Punk Girl #1 by Elmar Eye
Punk Girl #1, a photo by Elmar Eye on Flickr.
In his sermon last Sunday, a local priest put his finger on what must be an important factor in the decline of the Catholic church in Europe. He said that the Second Vatican Council addressed the modern world just as it was moving into the era of Post Modernism. Post Modernism grew out of, amongst other things, the understanding of signs and symbols, through the work of people such as Levi Strauss and Sperber during the 1960s.

The first fruits of this were to be seen in fashion and music, in the Punk movement, which was about the recycling and re-use of signs. It was quickly picked up by, amongst others, the American architect Robert Venturi who wrote an influential book, best known under its revised title "Learning from Las Vegas", published in 1977. This knocked the supports away from the architectural movement known as Modernism, which had come to prominence just before World War 2 and dominated architectural theory until challenged by the Post Modernists such as Venturi.
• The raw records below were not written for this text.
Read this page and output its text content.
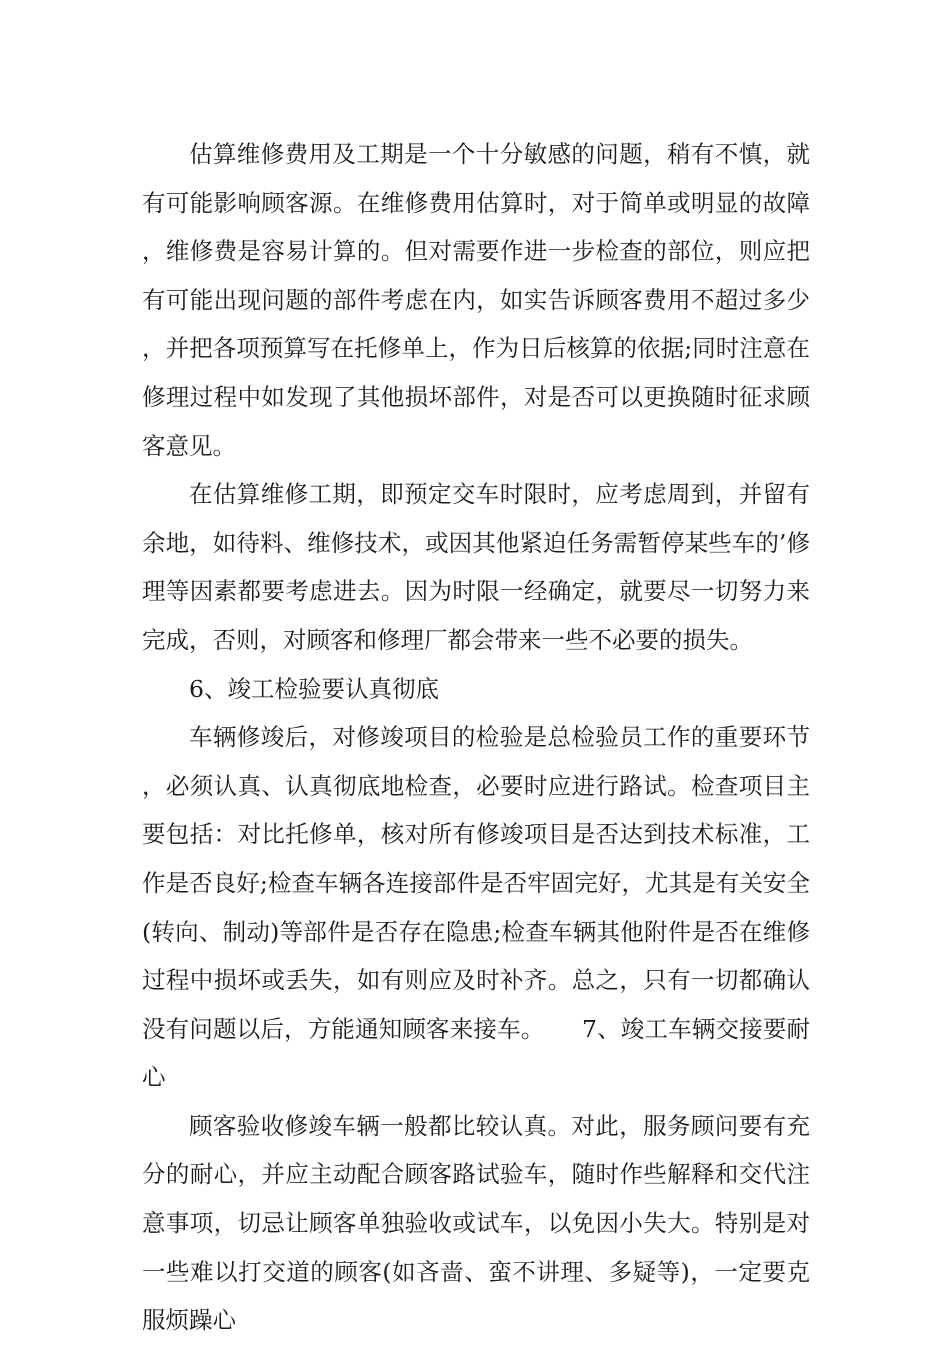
估算维修费用及工期是一个十分敏感的问题，稍有不慎，就有可能影响顾客源。在维修费用估算时，对于简单或明显的故障，维修费是容易计算的。但对需要作进一步检查的部位，则应把有可能出现问题的部件考虑在内，如实告诉顾客费用不超过多少，并把各项预算写在托修单上，作为日后核算的依据;同时注意在修理过程中如发现了其他损坏部件，对是否可以更换随时征求顾客意见。

在估算维修工期，即预定交车时限时，应考虑周到，并留有余地，如待料、维修技术，或因其他紧迫任务需暂停某些车的’修理等因素都要考虑进去。因为时限一经确定，就要尽一切努力来完成，否则，对顾客和修理厂都会带来一些不必要的损失。

6、竣工检验要认真彻底

车辆修竣后，对修竣项目的检验是总检验员工作的重要环节，必须认真、认真彻底地检查，必要时应进行路试。检查项目主要包括：对比托修单，核对所有修竣项目是否达到技术标准，工作是否良好;检查车辆各连接部件是否牢固完好，尤其是有关安全(转向、制动)等部件是否存在隐患;检查车辆其他附件是否在维修过程中损坏或丢失，如有则应及时补齐。总之，只有一切都确认没有问题以后，方能通知顾客来接车。 7、竣工车辆交接要耐心

顾客验收修竣车辆一般都比较认真。对此，服务顾问要有充分的耐心，并应主动配合顾客路试验车，随时作些解释和交代注意事项，切忌让顾客单独验收或试车，以免因小失大。特别是对一些难以打交道的顾客(如吝啬、蛮不讲理、多疑等)，一定要克服烦躁心
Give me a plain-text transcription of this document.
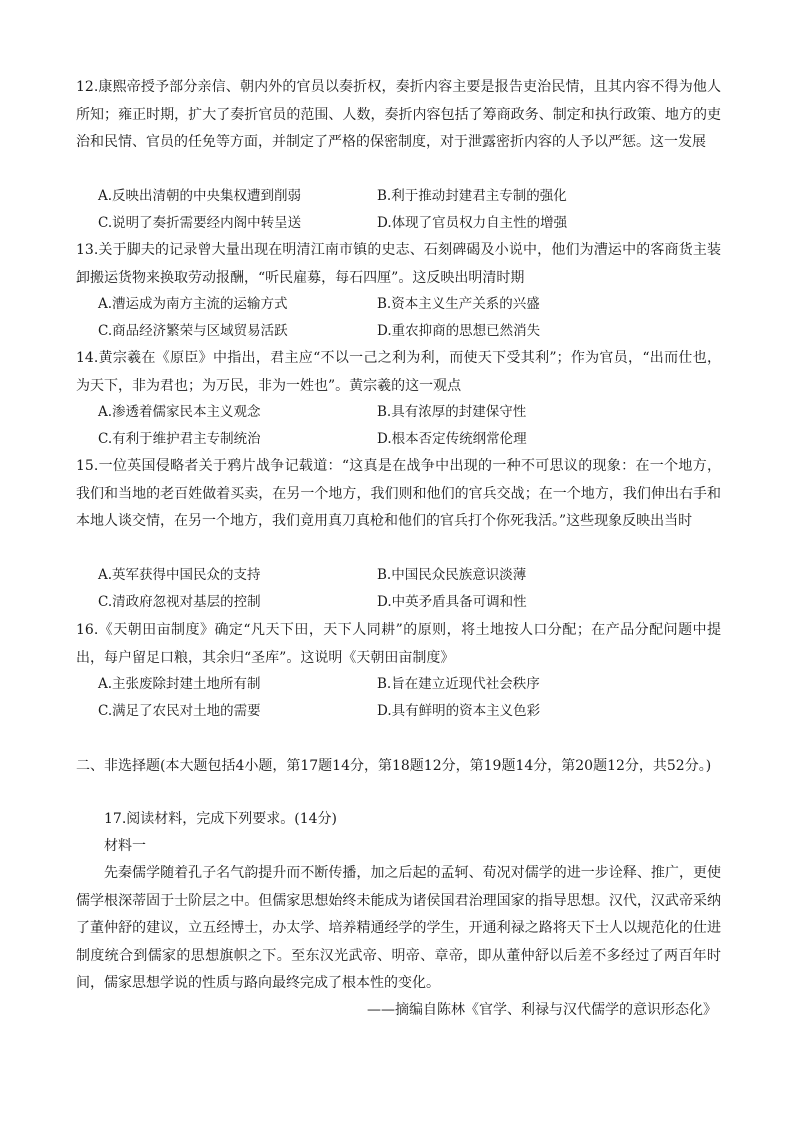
12.康熙帝授予部分亲信、朝内外的官员以奏折权，奏折内容主要是报告吏治民情，且其内容不得为他人所知；雍正时期，扩大了奏折官员的范围、人数，奏折内容包括了筹商政务、制定和执行政策、地方的吏治和民情、官员的任免等方面，并制定了严格的保密制度，对于泄露密折内容的人予以严惩。这一发展
A.反映出清朝的中央集权遭到削弱	B.利于推动封建君主专制的强化
C.说明了奏折需要经内阁中转呈送	D.体现了官员权力自主性的增强
13.关于脚夫的记录曾大量出现在明清江南市镇的史志、石刻碑碣及小说中，他们为漕运中的客商货主装卸搬运货物来换取劳动报酬，“听民雇募，每石四厘”。这反映出明清时期
A.漕运成为南方主流的运输方式	B.资本主义生产关系的兴盛
C.商品经济繁荣与区域贸易活跃	D.重农抑商的思想已然消失
14.黄宗羲在《原臣》中指出，君主应“不以一己之利为利，而使天下受其利”；作为官员，“出而仕也，为天下，非为君也；为万民，非为一姓也”。黄宗羲的这一观点
A.渗透着儒家民本主义观念	B.具有浓厚的封建保守性
C.有利于维护君主专制统治	D.根本否定传统纲常伦理
15.一位英国侵略者关于鸦片战争记载道：“这真是在战争中出现的一种不可思议的现象：在一个地方，我们和当地的老百姓做着买卖，在另一个地方，我们则和他们的官兵交战；在一个地方，我们伸出右手和本地人谈交情，在另一个地方，我们竟用真刀真枪和他们的官兵打个你死我活。”这些现象反映出当时
A.英军获得中国民众的支持	B.中国民众民族意识淡薄
C.清政府忽视对基层的控制	D.中英矛盾具备可调和性
16.《天朝田亩制度》确定“凡天下田，天下人同耕”的原则，将土地按人口分配；在产品分配问题中提出，每户留足口粮，其余归“圣库”。这说明《天朝田亩制度》
A.主张废除封建土地所有制	B.旨在建立近现代社会秩序
C.满足了农民对土地的需要	D.具有鲜明的资本主义色彩
二、非选择题(本大题包括4小题，第17题14分，第18题12分，第19题14分，第20题12分，共52分。)
17.阅读材料，完成下列要求。(14分)
材料一
先秦儒学随着孔子名气韵提升而不断传播，加之后起的孟轲、荀况对儒学的进一步诠释、推广，更使儒学根深蒂固于士阶层之中。但儒家思想始终未能成为诸侯国君治理国家的指导思想。汉代，汉武帝采纳了董仲舒的建议，立五经博士，办太学、培养精通经学的学生，开通利禄之路将天下士人以规范化的仕进制度统合到儒家的思想旗帜之下。至东汉光武帝、明帝、章帝，即从董仲舒以后差不多经过了两百年时间，儒家思想学说的性质与路向最终完成了根本性的变化。
——摘编自陈林《官学、利禄与汉代儒学的意识形态化》
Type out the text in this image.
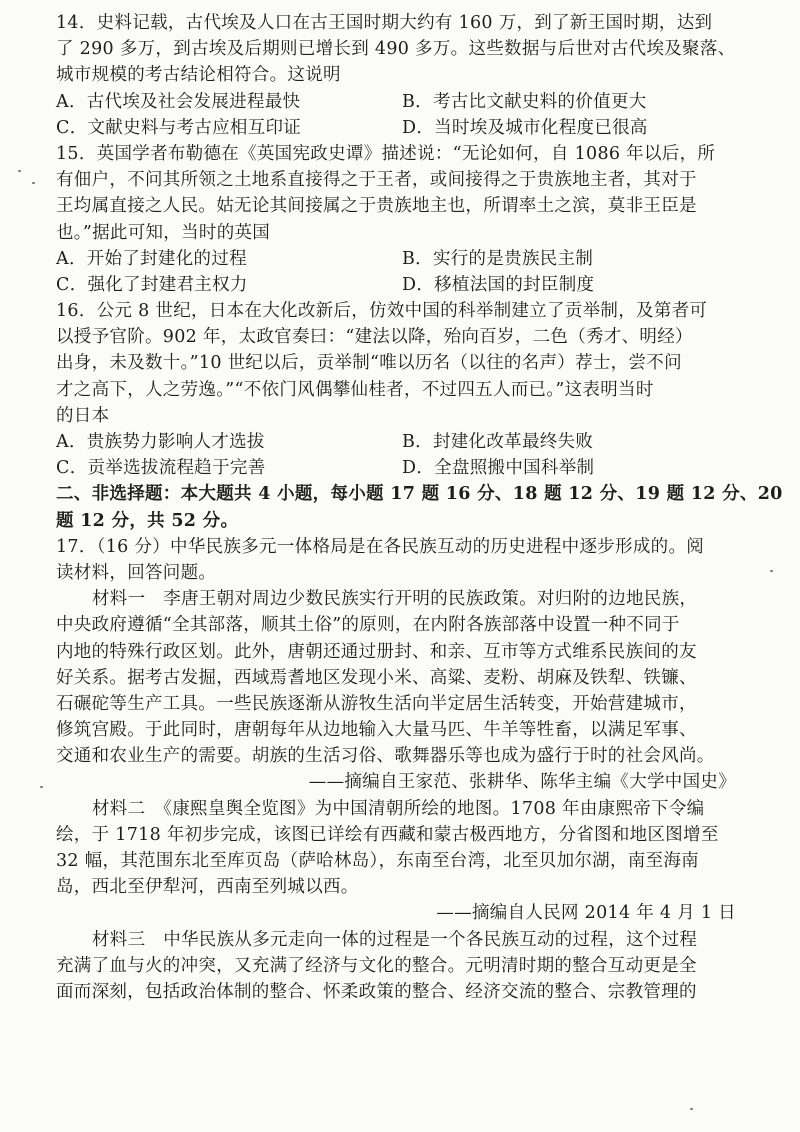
14．史料记载，古代埃及人口在古王国时期大约有 160 万，到了新王国时期，达到
了 290 多万，到古埃及后期则已增长到 490 多万。这些数据与后世对古代埃及聚落、
城市规模的考古结论相符合。这说明
A．古代埃及社会发展进程最快	B．考古比文献史料的价值更大
C．文献史料与考古应相互印证	D．当时埃及城市化程度已很高
15．英国学者布勒德在《英国宪政史谭》描述说：“无论如何，自 1086 年以后，所
有佃户，不问其所领之土地系直接得之于王者，或间接得之于贵族地主者，其对于
王均属直接之人民。姑无论其间接属之于贵族地主也，所谓率土之滨，莫非王臣是
也。”据此可知，当时的英国
A．开始了封建化的过程	B．实行的是贵族民主制
C．强化了封建君主权力	D．移植法国的封臣制度
16．公元 8 世纪，日本在大化改新后，仿效中国的科举制建立了贡举制，及第者可
以授予官阶。902 年，太政官奏曰：“建法以降，殆向百岁，二色（秀才、明经）
出身，未及数十。”10 世纪以后，贡举制“唯以历名（以往的名声）荐士，尝不问
才之高下，人之劳逸。”“不依门风偶攀仙桂者，不过四五人而已。”这表明当时
的日本
A．贵族势力影响人才选拔	B．封建化改革最终失败
C．贡举选拔流程趋于完善	D．全盘照搬中国科举制
二、非选择题：本大题共 4 小题，每小题 17 题 16 分、18 题 12 分、19 题 12 分、20
题 12 分，共 52 分。
17．（16 分）中华民族多元一体格局是在各民族互动的历史进程中逐步形成的。阅
读材料，回答问题。
材料一　李唐王朝对周边少数民族实行开明的民族政策。对归附的边地民族，
中央政府遵循“全其部落，顺其土俗”的原则，在内附各族部落中设置一种不同于
内地的特殊行政区划。此外，唐朝还通过册封、和亲、互市等方式维系民族间的友
好关系。据考古发掘，西域焉耆地区发现小米、高粱、麦粉、胡麻及铁犁、铁镰、
石碾砣等生产工具。一些民族逐渐从游牧生活向半定居生活转变，开始营建城市，
修筑宫殿。于此同时，唐朝每年从边地输入大量马匹、牛羊等牲畜，以满足军事、
交通和农业生产的需要。胡族的生活习俗、歌舞器乐等也成为盛行于时的社会风尚。
——摘编自王家范、张耕华、陈华主编《大学中国史》
材料二　《康熙皇舆全览图》为中国清朝所绘的地图。1708 年由康熙帝下令编
绘，于 1718 年初步完成，该图已详绘有西藏和蒙古极西地方，分省图和地区图增至
32 幅，其范围东北至库页岛（萨哈林岛），东南至台湾，北至贝加尔湖，南至海南
岛，西北至伊犁河，西南至列城以西。
——摘编自人民网 2014 年 4 月 1 日
材料三　中华民族从多元走向一体的过程是一个各民族互动的过程，这个过程
充满了血与火的冲突，又充满了经济与文化的整合。元明清时期的整合互动更是全
面而深刻，包括政治体制的整合、怀柔政策的整合、经济交流的整合、宗教管理的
The irony is that the Catholic church, through its liturgical reforms, deprived itself of much of the language needed to talk to this Post Modern world, just as it was coming into existence. To understand the implications of this, ask yourself where would the Freemasons be if they abandoned their richly symbolic ceremonies?

In the light of this, it is no accident that in UK and here in Sweden, the only growth point in the Catholic church is around the old liturgy, where young people are being converted from atheism. The lesson needs to be learned and acted on.